A l’heure actuelle, Agro Solution est en train de produire 170 unités supplémentaires qui devraient être opérationnelles en septembre prochain. «On devrait toucher 220 familles à la fin de la mise à échelle. Mais avec une population de 173 600 réfugiés dans les cinq camps, il y a du potentiel pour développer le projet», affirme le représentant du PAM, ajoutant que le renforcement du programme est conditionné à la réception de financements supplémentaires, puisque chaque unité familiale coûte 250 dollars et chaque unité conteneurisée vaut 25 000 dollars.

Parmi les donations déjà reçues pour ce projet, le PAM compte celles faites par le gouvernement allemand via le Centre d’innovation de Munich et par l’ambassade du Canada à Alger. Une large contribution des Etats-Unis permettra de lancer la prochaine phase du programme.

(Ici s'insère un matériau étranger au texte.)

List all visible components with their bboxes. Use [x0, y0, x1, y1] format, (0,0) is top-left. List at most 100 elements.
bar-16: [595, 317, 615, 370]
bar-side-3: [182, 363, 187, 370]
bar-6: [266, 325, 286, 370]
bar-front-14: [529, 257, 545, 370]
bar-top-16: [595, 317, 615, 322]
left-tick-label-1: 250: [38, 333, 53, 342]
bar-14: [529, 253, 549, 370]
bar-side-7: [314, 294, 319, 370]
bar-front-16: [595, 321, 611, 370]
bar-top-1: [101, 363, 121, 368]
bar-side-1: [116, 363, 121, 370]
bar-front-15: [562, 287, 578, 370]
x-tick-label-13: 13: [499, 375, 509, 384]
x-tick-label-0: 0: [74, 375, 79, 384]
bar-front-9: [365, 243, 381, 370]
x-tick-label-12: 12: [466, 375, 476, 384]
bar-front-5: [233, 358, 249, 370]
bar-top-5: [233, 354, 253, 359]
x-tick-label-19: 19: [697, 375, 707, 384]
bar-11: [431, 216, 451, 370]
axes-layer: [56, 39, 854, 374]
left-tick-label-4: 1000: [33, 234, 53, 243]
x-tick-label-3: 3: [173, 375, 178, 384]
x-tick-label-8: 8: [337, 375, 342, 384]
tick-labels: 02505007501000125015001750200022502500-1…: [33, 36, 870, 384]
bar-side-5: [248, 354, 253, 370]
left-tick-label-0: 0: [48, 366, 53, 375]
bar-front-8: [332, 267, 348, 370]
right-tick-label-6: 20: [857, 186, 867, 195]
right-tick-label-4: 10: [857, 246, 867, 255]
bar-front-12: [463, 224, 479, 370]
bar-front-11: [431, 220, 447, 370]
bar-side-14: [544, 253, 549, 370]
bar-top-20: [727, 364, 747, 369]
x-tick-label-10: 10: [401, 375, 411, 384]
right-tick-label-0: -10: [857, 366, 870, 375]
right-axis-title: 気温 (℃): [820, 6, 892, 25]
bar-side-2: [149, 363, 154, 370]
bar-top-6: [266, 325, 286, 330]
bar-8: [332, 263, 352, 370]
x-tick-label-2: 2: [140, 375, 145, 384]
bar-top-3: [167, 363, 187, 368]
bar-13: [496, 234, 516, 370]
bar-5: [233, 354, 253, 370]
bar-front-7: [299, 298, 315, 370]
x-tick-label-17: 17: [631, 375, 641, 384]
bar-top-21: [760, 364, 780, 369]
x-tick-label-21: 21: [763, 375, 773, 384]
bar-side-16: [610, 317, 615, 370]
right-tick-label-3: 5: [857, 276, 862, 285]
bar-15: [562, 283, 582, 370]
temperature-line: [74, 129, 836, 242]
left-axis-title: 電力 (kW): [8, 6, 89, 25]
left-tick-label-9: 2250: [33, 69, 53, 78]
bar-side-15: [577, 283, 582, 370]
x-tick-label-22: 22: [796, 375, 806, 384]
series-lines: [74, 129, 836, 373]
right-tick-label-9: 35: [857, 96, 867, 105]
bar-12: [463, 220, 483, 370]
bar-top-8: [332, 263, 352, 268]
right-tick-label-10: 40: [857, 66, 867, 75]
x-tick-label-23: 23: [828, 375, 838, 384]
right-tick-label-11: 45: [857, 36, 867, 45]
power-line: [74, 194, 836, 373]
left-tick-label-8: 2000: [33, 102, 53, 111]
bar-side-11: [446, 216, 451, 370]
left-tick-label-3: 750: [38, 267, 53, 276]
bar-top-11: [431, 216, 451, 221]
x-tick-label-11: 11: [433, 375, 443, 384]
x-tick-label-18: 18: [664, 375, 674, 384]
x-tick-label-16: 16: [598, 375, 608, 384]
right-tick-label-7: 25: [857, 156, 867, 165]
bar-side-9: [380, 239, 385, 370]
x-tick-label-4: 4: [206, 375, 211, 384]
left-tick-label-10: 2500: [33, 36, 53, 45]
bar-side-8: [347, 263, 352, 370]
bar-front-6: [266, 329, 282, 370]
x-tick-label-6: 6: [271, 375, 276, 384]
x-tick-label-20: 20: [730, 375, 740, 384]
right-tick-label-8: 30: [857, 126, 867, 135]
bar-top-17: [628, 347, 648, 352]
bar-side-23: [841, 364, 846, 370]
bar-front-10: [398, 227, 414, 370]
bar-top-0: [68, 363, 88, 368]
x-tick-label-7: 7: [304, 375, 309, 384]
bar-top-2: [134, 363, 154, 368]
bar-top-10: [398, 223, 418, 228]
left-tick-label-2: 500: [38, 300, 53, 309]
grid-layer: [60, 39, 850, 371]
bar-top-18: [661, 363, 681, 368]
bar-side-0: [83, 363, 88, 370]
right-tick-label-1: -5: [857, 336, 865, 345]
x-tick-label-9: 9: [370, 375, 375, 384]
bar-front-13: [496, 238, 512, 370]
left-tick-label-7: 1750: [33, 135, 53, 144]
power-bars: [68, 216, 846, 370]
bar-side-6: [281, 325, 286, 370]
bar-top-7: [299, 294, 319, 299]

«Tout en maintenant un bon niveau de production, on a réussi à réduire le coût. On est actuellement en discussion avec Agro Solution pour produire des unités (familiales) encore moins coûteuses, soit à 150 dollars l’unité», précise M. Sirois. Le projet, qui bénéficie du soutien de la population sahraouie, devrait être reproduit dans les pays du Sahel. «On a reçu la visite d’un représentant du Tchad, et Oxfam est en discussion pour essayer de voir si le projet pourrait être répliqué au Mali et au Niger. C’est très intéressant pour nous, on se sert de l’expérience pour permettre à d’autres populations de bénéficier de la même technologie», se réjouit le représentant onusien.